The site receives full sun, and the soil at the bottom is 60 feet below the typical topsoil that is present on the rest of the property. Already, there are hundreds of grape vines planted on the side walls surrounding the main plot, along with nearly 50 pear trees along the outer perimeter.
The soil amendment tested will be wort, which addresses another problem. Traditionally, the brewer’s spent grain and yeasts have been used in diverse settings, but the liquid waste of breweries has been overlooked. Basically, more wort is produced than is needed by a brewer for a production run of beer – depending on size, breweries can produce hundreds of gallons of waste wort per week. Breweries currently pay a premium for disposal via existing metropolitan sewage systems.
Clearly the current model is not economically or environmentally feasible; it exacerbates the wear on existing infrastructure, hobbles growing craft breweries and wastes what could prove to be a key component of land reclamation and high-yield crop growth.
The solution to poor soil and wasted wort is to use the wort as a soil amendment. To test the hypothesis, Carriage House will collect and test wort weekly, grow an herb and sweet peppers in soil tubes with four different soil types: (1) compost, (2) soil from the gravel pit, (3) stray/hay, and (4) sawdust. The goal is to test the soil amendment of varying wort-water ratios on harvests in each test plot. In an attachment that was uploaded as one of the letters of support, the four soils are illustrated with the five wort and water combinations.

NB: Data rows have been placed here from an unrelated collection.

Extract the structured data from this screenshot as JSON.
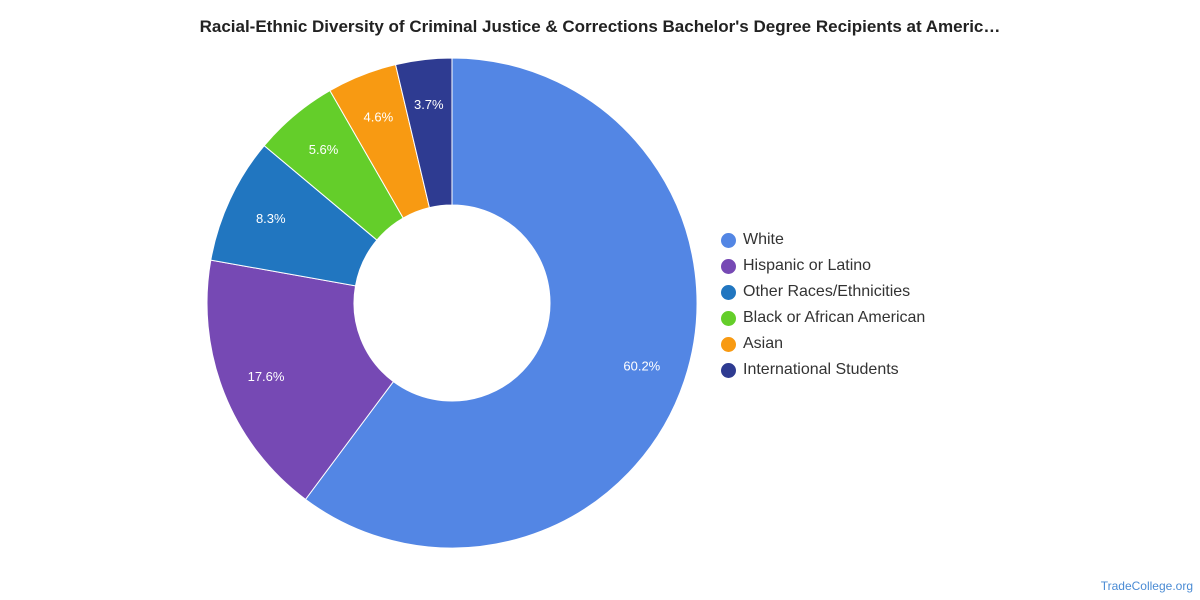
{
  "chart_data": {
    "type": "pie",
    "variant": "donut",
    "title": "Racial-Ethnic Diversity of Criminal Justice & Corrections Bachelor's Degree Recipients at Americ…",
    "categories": [
      "White",
      "Hispanic or Latino",
      "Other Races/Ethnicities",
      "Black or African American",
      "Asian",
      "International Students"
    ],
    "values": [
      60.2,
      17.6,
      8.3,
      5.6,
      4.6,
      3.7
    ],
    "labels": [
      "60.2%",
      "17.6%",
      "8.3%",
      "5.6%",
      "4.6%",
      "3.7%"
    ],
    "colors": [
      "#5386e4",
      "#7649b4",
      "#2176c0",
      "#64ce2a",
      "#f89a12",
      "#2e3b91"
    ],
    "legend_position": "right"
  },
  "credit": "TradeCollege.org"
}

Carriage House will test for the nutritional content of soil pre- and post-tests of the water treatments. Its team will also measures samples of the wort weekly to understand what nutrients were fed to the plants and soil. Finally, the team will sample the yield of basil and sweet peppers from each tube of soil, measuring total yield weights, nutrient density of plants with soil data comparison, and a brix test of the peppers.
What we will measure:
Soil (Spectrum Analytic) (Before and After):
What it will measure: Soil pH, Buffer pH (when needed) , Organic Matter, Available Phosphorus , Exchangable Potassium, Magnesium, Calcium, Boron, Copper, Iron, Manganese, Sulfur and Zinc, Cation Exchange Capacity(CEC), Percent Base Saturation of Cation Elements
Liquid Manure (Spectrum Analytic) (this is a more complete test than a liquid fertilizer test that will ONLY test for N, P, K)
What it will measure: Moisture, Nitrogen (total), Nitrogen (Ammonium), Nitrogen (Organic), Phosphorus, Potassium, Calcium, Magnesium, Sulfur, Boron, Copper, Iron, Manganese, Zinc, Aluminum, Sodium
Project objectives from proposal:
- Test whether or not wort could easily and effectively be employed to convert low-yield, practically infertile soil to profitability in a sustainable and socially responsible way.
- Make use of wasted wort that would otherwise be sent to metropolitan sewage systems, at a cost to brewers and the environment.
- Share results through local food education initiatives, magazine article, university extension services, and social media.